Les maladies sont-elles moins communes et la mortalité est-elle moins grande lorsque le blé est au meilleur marché possible ?

« On a prouvé que le bon marché du blé… procurait une plus grande occupation au peuple… Il est aisé de démontrer aux riches qu’ils sont aussi intéressés que les pauvres au meilleur marché du blé… On s’est procuré la preuve que les années où le blé a été le plus cher, ont été celles où la mortalité a été la plus grande, et les maladies les plus communes ; et que celles où le blé a été à meilleur marché ont été les plus saines et les moins mortelles… Il est impossible que les maladies du peuple ne se communiquent aux bourgeois, aux gens aisés, et par gradation aux gens riches… Tous les hommes, de quelque état qu’ils puissent être, sont donc tous intéressés à se procurer au meilleur marché possible la denrée de première nécessité. » [20]

RÉPONSE

Cette observation, comme la précédente, n’est qu’un paralogisme. L’auteur serait sûrement fort embarrassé si on lui demandait ce qu’il entend par ces mots, le meilleur marché possible. Son embarras augmenterait encore si on lui proposait de déterminer le prix permanent auquel il faudrait que le blé se vendît pour assurer à la fois et d’une manière constante, du travail, de l’aisance, des commodités au peuple, et le prolongement d’une vie à l’abri des infirmités de toute la nation. C’est cependant ce qu’il promet à la fin de ses réflexions sur la valeur du blé, pourvu qu’on le procure aux consommateurs, au meilleur marché possible. 

Il présente comme le fondement de sa prétendue démonstration, des tables qu’il a dressées sur les listes du nombre des morts, qui s’impriment à Paris et à Londres ; sur le relevé des registres des hôpitaux de Paris, de Lyon, de Rouen ; et sur le relevé des registres mortuaires de chaque paroisse de la ville de Clermont-Ferrand.

SECOND EXTRAIT

Des tables du livre des Recherches sur la population, page 309.

   Mortalité moindre dans une année d’excessive cherté, que dans une autre où le blé n’était qu’un peu plus cher.
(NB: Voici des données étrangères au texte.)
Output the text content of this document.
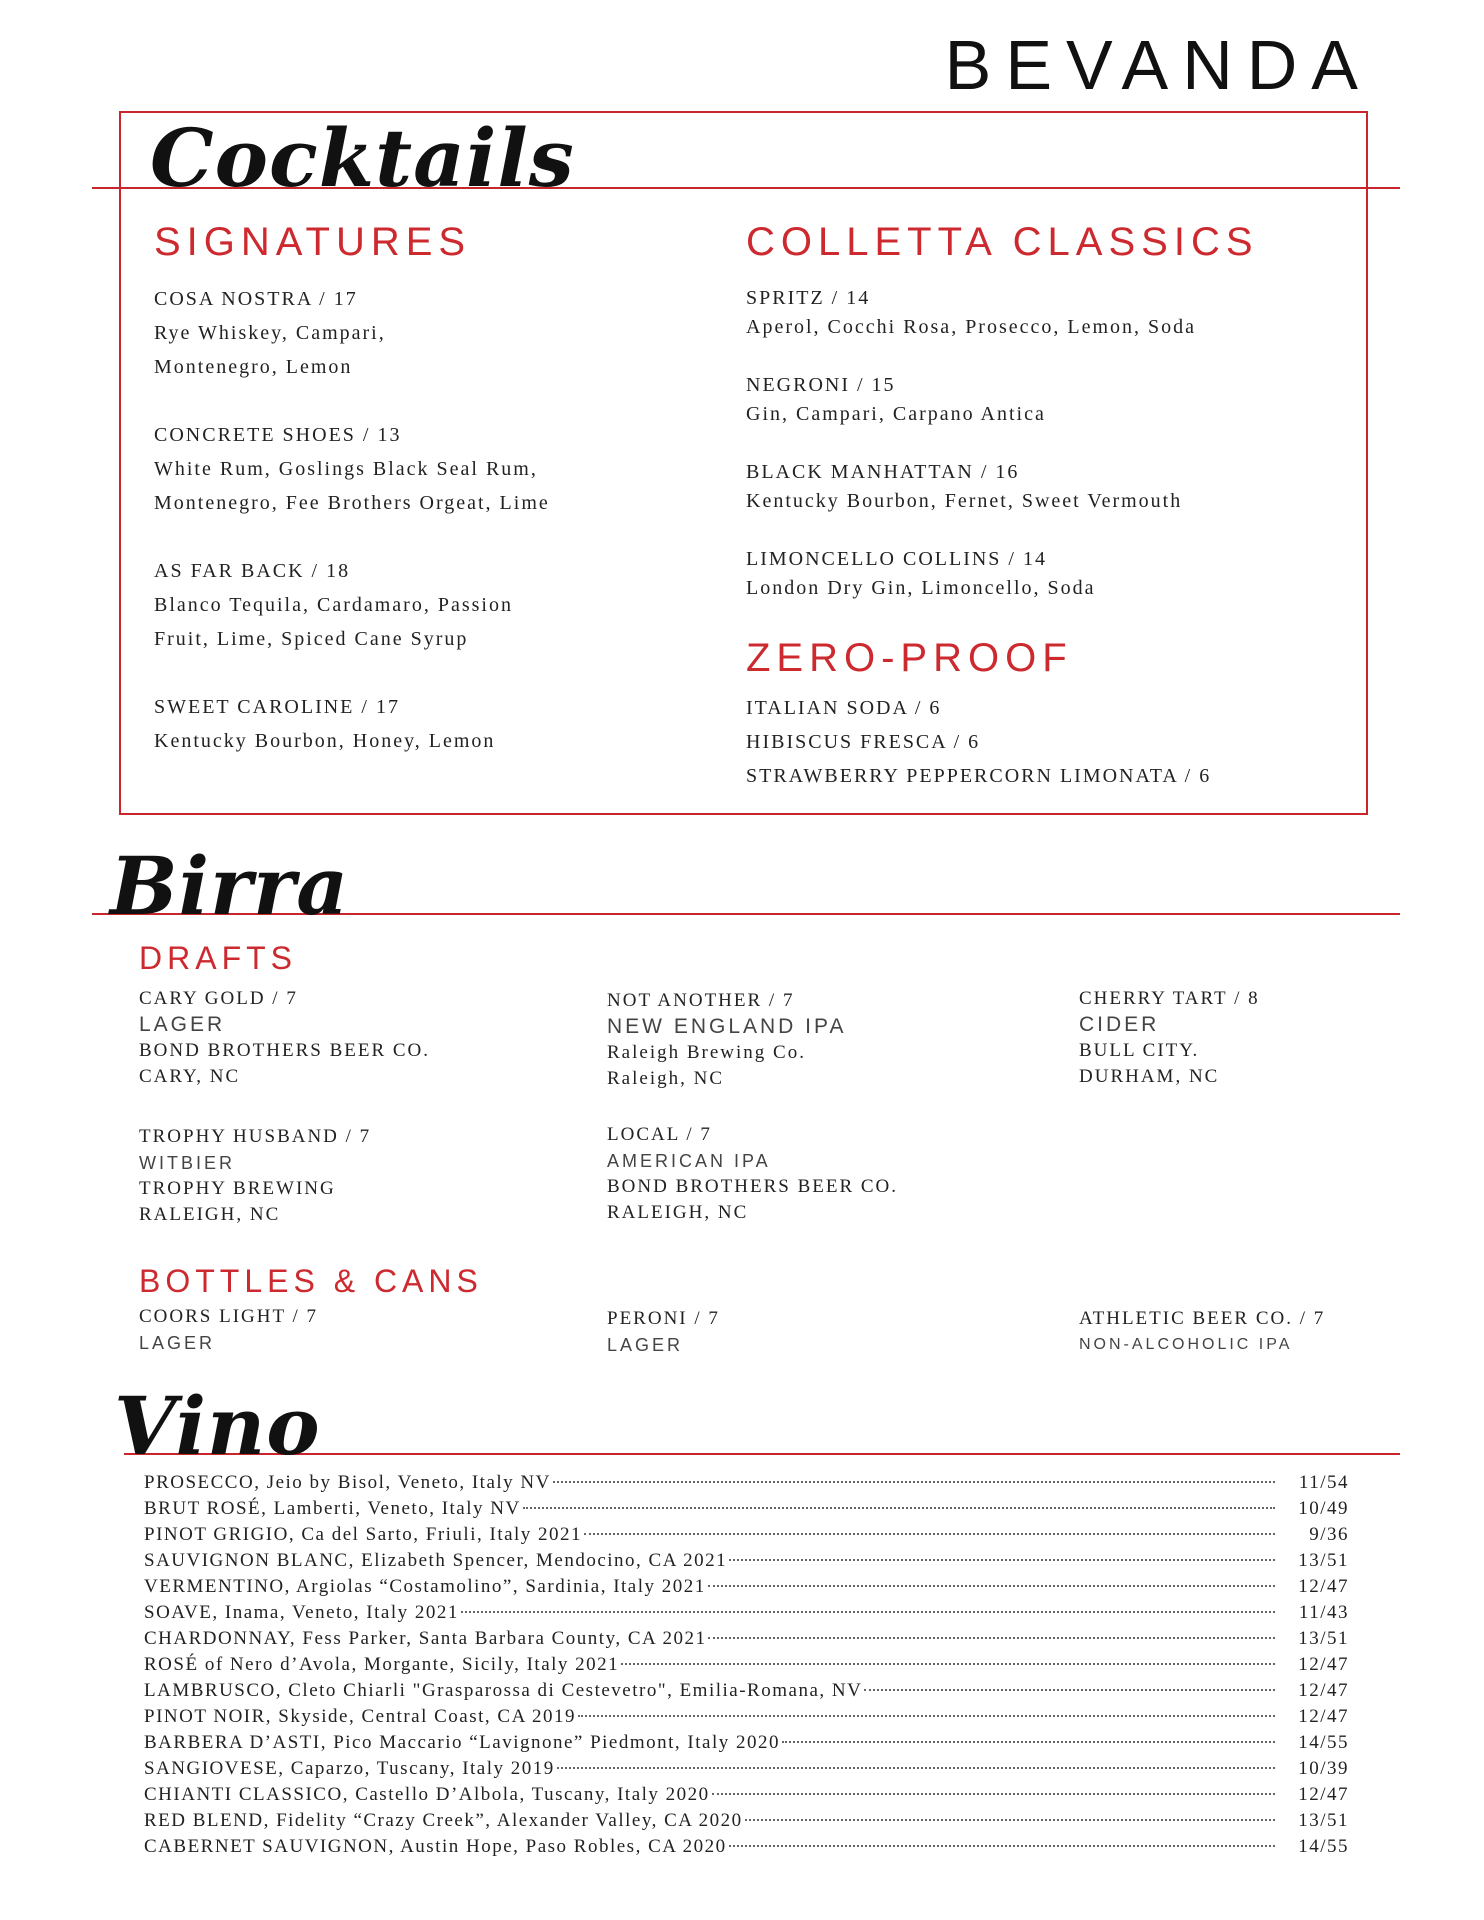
BEVANDA
Cocktails
SIGNATURES
COSA NOSTRA / 17
Rye Whiskey, Campari,
Montenegro, Lemon
CONCRETE SHOES / 13
White Rum, Goslings Black Seal Rum,
Montenegro, Fee Brothers Orgeat, Lime
AS FAR BACK / 18
Blanco Tequila, Cardamaro, Passion
Fruit, Lime, Spiced Cane Syrup
SWEET CAROLINE / 17
Kentucky Bourbon, Honey, Lemon
COLLETTA CLASSICS
SPRITZ / 14
Aperol, Cocchi Rosa, Prosecco, Lemon, Soda
NEGRONI / 15
Gin, Campari, Carpano Antica
BLACK MANHATTAN / 16
Kentucky Bourbon, Fernet, Sweet Vermouth
LIMONCELLO COLLINS / 14
London Dry Gin, Limoncello, Soda
ZERO-PROOF
ITALIAN SODA / 6
HIBISCUS FRESCA / 6
STRAWBERRY PEPPERCORN LIMONATA / 6
Birra
DRAFTS
CARY GOLD / 7
LAGER
BOND BROTHERS BEER CO.
CARY, NC
TROPHY HUSBAND / 7
WITBIER
TROPHY BREWING
RALEIGH, NC
NOT ANOTHER / 7
NEW ENGLAND IPA
Raleigh Brewing Co.
Raleigh, NC
LOCAL / 7
AMERICAN IPA
BOND BROTHERS BEER CO.
RALEIGH, NC
CHERRY TART / 8
CIDER
BULL CITY.
DURHAM, NC
BOTTLES & CANS
COORS LIGHT / 7
LAGER
PERONI / 7
LAGER
ATHLETIC BEER CO. / 7
NON-ALCOHOLIC IPA
Vino
PROSECCO, Jeio by Bisol, Veneto, Italy NV	11/54
BRUT ROSÉ, Lamberti, Veneto, Italy NV	10/49
PINOT GRIGIO, Ca del Sarto, Friuli, Italy 2021	9/36
SAUVIGNON BLANC, Elizabeth Spencer, Mendocino, CA 2021	13/51
VERMENTINO, Argiolas “Costamolino”, Sardinia, Italy 2021	12/47
SOAVE, Inama, Veneto, Italy 2021	11/43
CHARDONNAY, Fess Parker, Santa Barbara County, CA 2021	13/51
ROSÉ of Nero d’Avola, Morgante, Sicily, Italy 2021	12/47
LAMBRUSCO, Cleto Chiarli "Grasparossa di Cestevetro", Emilia-Romana, NV	12/47
PINOT NOIR, Skyside, Central Coast, CA 2019	12/47
BARBERA D’ASTI, Pico Maccario “Lavignone” Piedmont, Italy 2020	14/55
SANGIOVESE, Caparzo, Tuscany, Italy 2019	10/39
CHIANTI CLASSICO, Castello D’Albola, Tuscany, Italy 2020	12/47
RED BLEND, Fidelity “Crazy Creek”, Alexander Valley, CA 2020	13/51
CABERNET SAUVIGNON, Austin Hope, Paso Robles, CA 2020	14/55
Années Nombre de morts à Paris. Prix du setier de blé à Paris.
1740 25 284 25 l. 12 s. 6 d.
1741 23 574 37 l. 0 s. 0 d.
   Mortalité beaucoup plus grande dans une année que dans une autre, quoique le blé fût au même prix.
1735 16 196 12 l. 16 s. 3 d.
1743 19 033 12 l. 16 s. 3 d.
   Mortalité égale dans des années où la différence de prix des grains était énorme.
1726 19 022 29 l. 0 s. 6 d.
1727 19 100 19 l. 1 s. 3 d.
1743 19 033 12 l. 16 s. 3 d.

Si ces tables établissaient en effet la démonstration dont l’auteur aurait besoin pour accréditer son opinion, sur la nécessité du meilleur marché possible, on écarterait suffisamment les conséquences qu’il voudrait en tirer, en disant que les registres mortuaires des villes ne prouvent que pour ou contre les villes ; qu’il y règne des maladies dont la malignité augmente ou diminue selon que les villes sont plus ou moins grandes, plus ou moins peuplées ; que les mêmes causes y agissent et doivent même y agir différemment que partout ailleurs ; que le nombre des habitants y est sujet à des variations fréquentes et marquées en plus et en moins, résultant de différentes causes ; que par conséquent les mortalités plus ou moins grandes, tenant à une multitude de faits dépendants ou indépendants les uns des autres, il serait contraire aux règles les plus communes du raisonnement, de rapporter ces variations à une cause unique, telle que le bon marché ou la cherté des grains.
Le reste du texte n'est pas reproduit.